A comprehensive study of the non-linear euler-bernoulli rotating beam

Abstract

The main goal of this work is to analyze the behavior of Euler-Bernoulli rotating beam with constant angular velocity around Z-axis. Our dynamic model is analyzed considering only the in-plane transverse deformation. Thus the model is defined by an ordinary differential equation with one degree of freedom (O.D.F) and the governing differential equation is Duffing's equation with a variable coefficient for the linear term. When the damping coefficient and the amplitude of the excitation force are zeros, the system is autonomous with an explicitly known homoclinic orbit. The homoclinic orbits is calculated.
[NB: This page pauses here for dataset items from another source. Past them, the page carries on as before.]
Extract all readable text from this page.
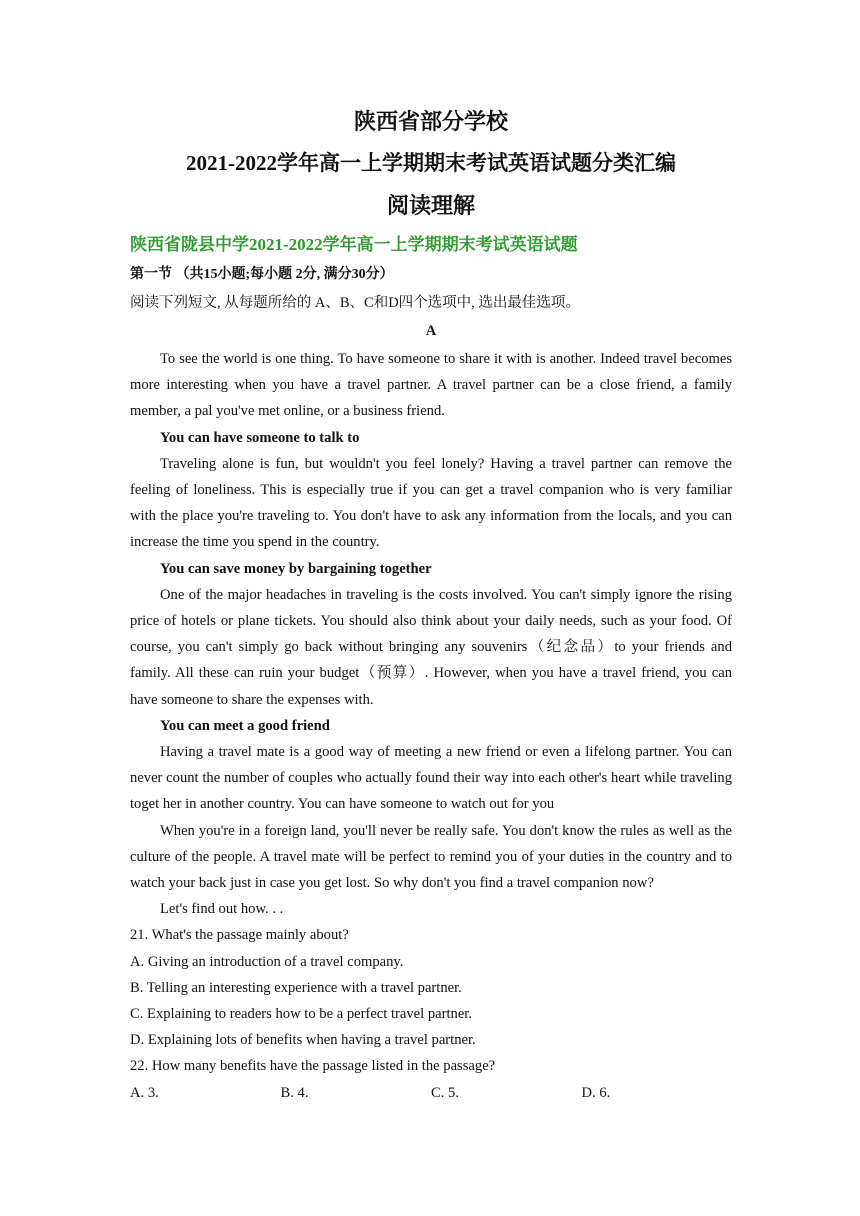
陕西省部分学校
2021-2022学年高一上学期期末考试英语试题分类汇编
阅读理解
陕西省陇县中学2021-2022学年高一上学期期末考试英语试题
第一节 （共15小题;每小题 2分, 满分30分）
阅读下列短文, 从每题所给的 A、B、C和D四个选项中, 选出最佳选项。
A

To see the world is one thing. To have someone to share it with is another. Indeed travel becomes more interesting when you have a travel partner. A travel partner can be a close friend, a family member, a pal you've met online, or a business friend.

You can have someone to talk to

Traveling alone is fun, but wouldn't you feel lonely? Having a travel partner can remove the feeling of loneliness. This is especially true if you can get a travel companion who is very familiar with the place you're traveling to. You don't have to ask any information from the locals, and you can increase the time you spend in the country.

You can save money by bargaining together

One of the major headaches in traveling is the costs involved. You can't simply ignore the rising price of hotels or plane tickets. You should also think about your daily needs, such as your food. Of course, you can't simply go back without bringing any souvenirs（纪念品）to your friends and family. All these can ruin your budget（预算）. However, when you have a travel friend, you can have someone to share the expenses with.

You can meet a good friend

Having a travel mate is a good way of meeting a new friend or even a lifelong partner. You can never count the number of couples who actually found their way into each other's heart while traveling toget her in another country. You can have someone to watch out for you

When you're in a foreign land, you'll never be really safe. You don't know the rules as well as the culture of the people. A travel mate will be perfect to remind you of your duties in the country and to watch your back just in case you get lost. So why don't you find a travel companion now?

Let's find out how. . .

21. What's the passage mainly about?

A. Giving an introduction of a travel company.

B. Telling an interesting experience with a travel partner.

C. Explaining to readers how to be a perfect travel partner.

D. Explaining lots of benefits when having a travel partner.

22. How many benefits have the passage listed in the passage?

A. 3.	B. 4.	C. 5.	D. 6.
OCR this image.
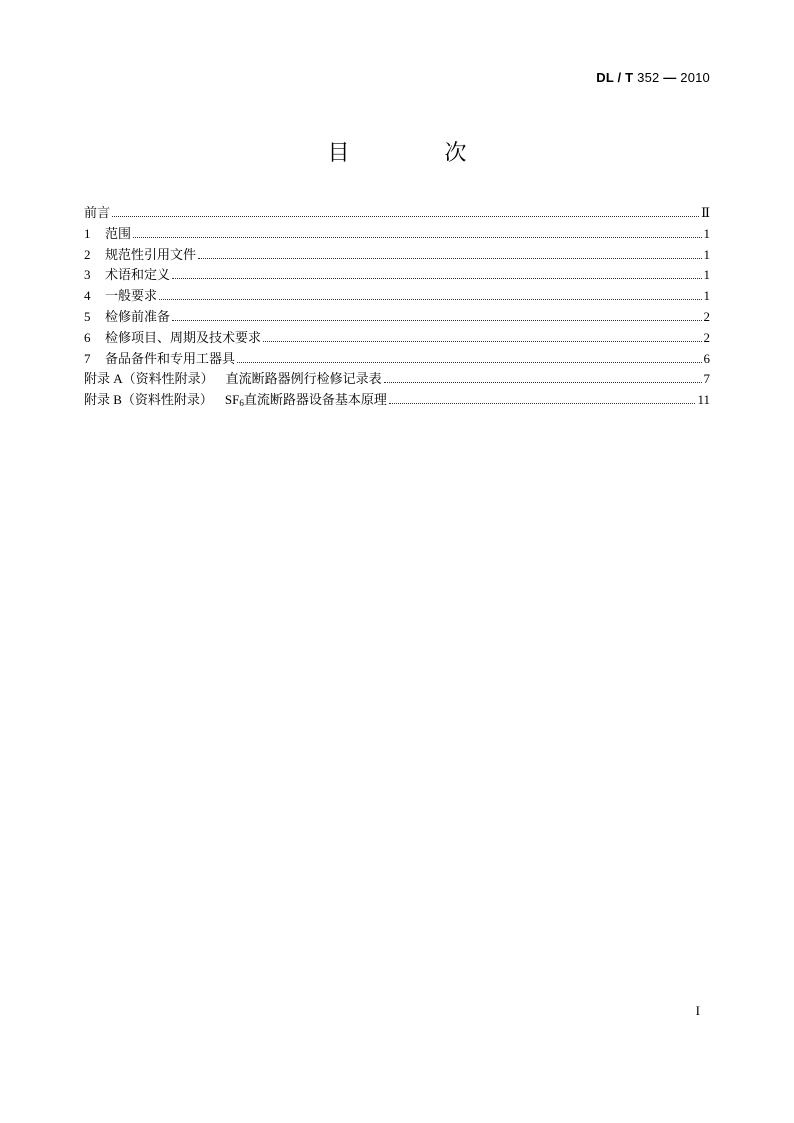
DL / T 352 — 2010
目 次
前言	Ⅱ
1	范围	1
2	规范性引用文件	1
3	术语和定义	1
4	一般要求	1
5	检修前准备	2
6	检修项目、周期及技术要求	2
7	备品备件和专用工器具	6
附录 A（资料性附录） 直流断路器例行检修记录表	7
附录 B（资料性附录） $SF_6$直流断路器设备基本原理	11
I
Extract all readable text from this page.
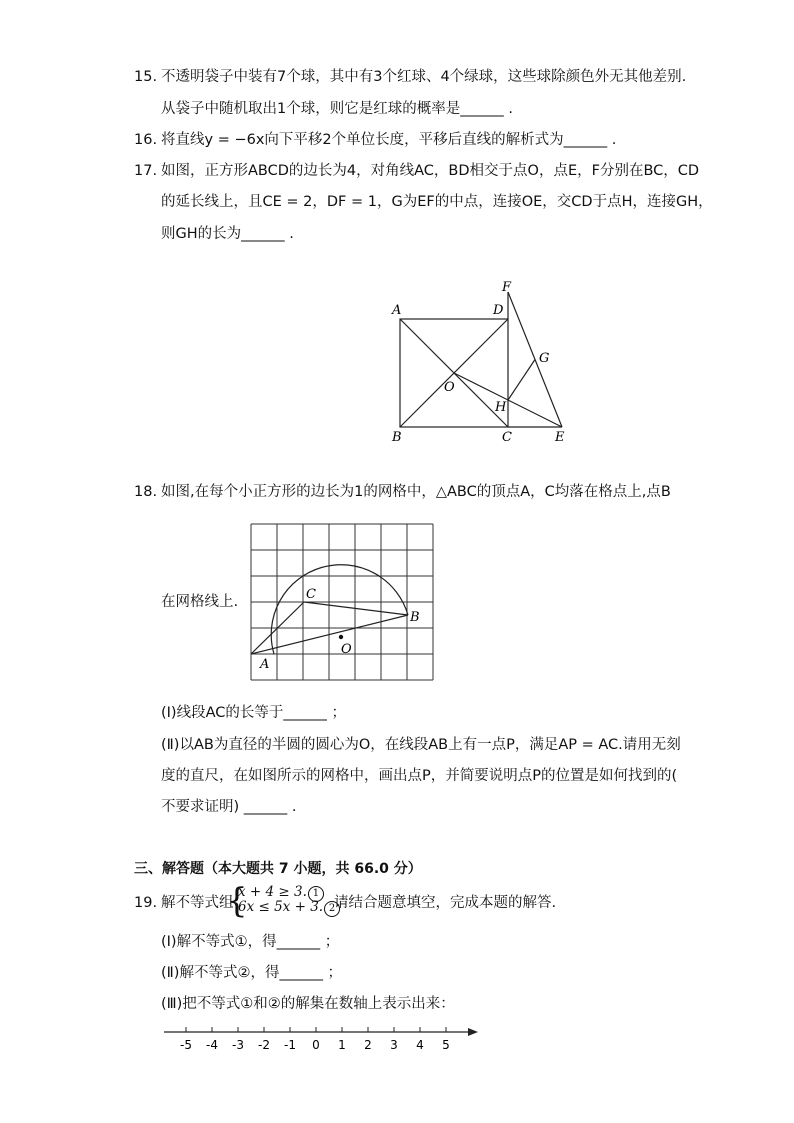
15. 不透明袋子中装有7个球，其中有3个红球、4个绿球，这些球除颜色外无其他差别.
从袋子中随机取出1个球，则它是红球的概率是______ .
16. 将直线y = −6x向下平移2个单位长度，平移后直线的解析式为______ .
17. 如图，正方形ABCD的边长为4，对角线AC，BD相交于点O，点E，F分别在BC，CD
的延长线上，且CE = 2，DF = 1，G为EF的中点，连接OE，交CD于点H，连接GH，
则GH的长为______ .
A
B	C
D
E
F
G
H
O
18. 如图,在每个小正方形的边长为1的网格中，△ABC的顶点A，C均落在格点上,点B
在网格线上.
A
B
C
O
(Ⅰ)线段AC的长等于______ ；
(Ⅱ)以AB为直径的半圆的圆心为O，在线段AB上有一点P，满足AP = AC.请用无刻
度的直尺，在如图所示的网格中，画出点P，并简要说明点P的位置是如何找到的(
不要求证明) ______ .
三、解答题（本大题共 7 小题，共 66.0 分）
19. 解不等式组
{
x + 4 ≥ 3. 1
6x ≤ 5x + 3. 2
请结合题意填空，完成本题的解答.
(Ⅰ)解不等式①，得______ ；
(Ⅱ)解不等式②，得______ ；
(Ⅲ)把不等式①和②的解集在数轴上表示出来：
-5 -4 -3 -2 -1 0 1 2 3 4 5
Melnikov function due to the homoclinic orbit is calculated to detect the transverse homoclinic orbit. Also a dynamic numerical simulation methods are used to obtain the time history, phase portrait, Laypunov exponent, power spectrum, Poincare’ maps and their fractal dimensions. A comparison has been done between this O.D.F. model and the 2nd D.F. model that we have analyzed in [23]. The numerical results showed the occurrence of regular motion and chaotic motion in both models. Thus, by reducing the order of the two-coupled Duffing's equations into an ordinary differential equation with O.D.F. a more simplified model for the flexible rotating beam is achieved.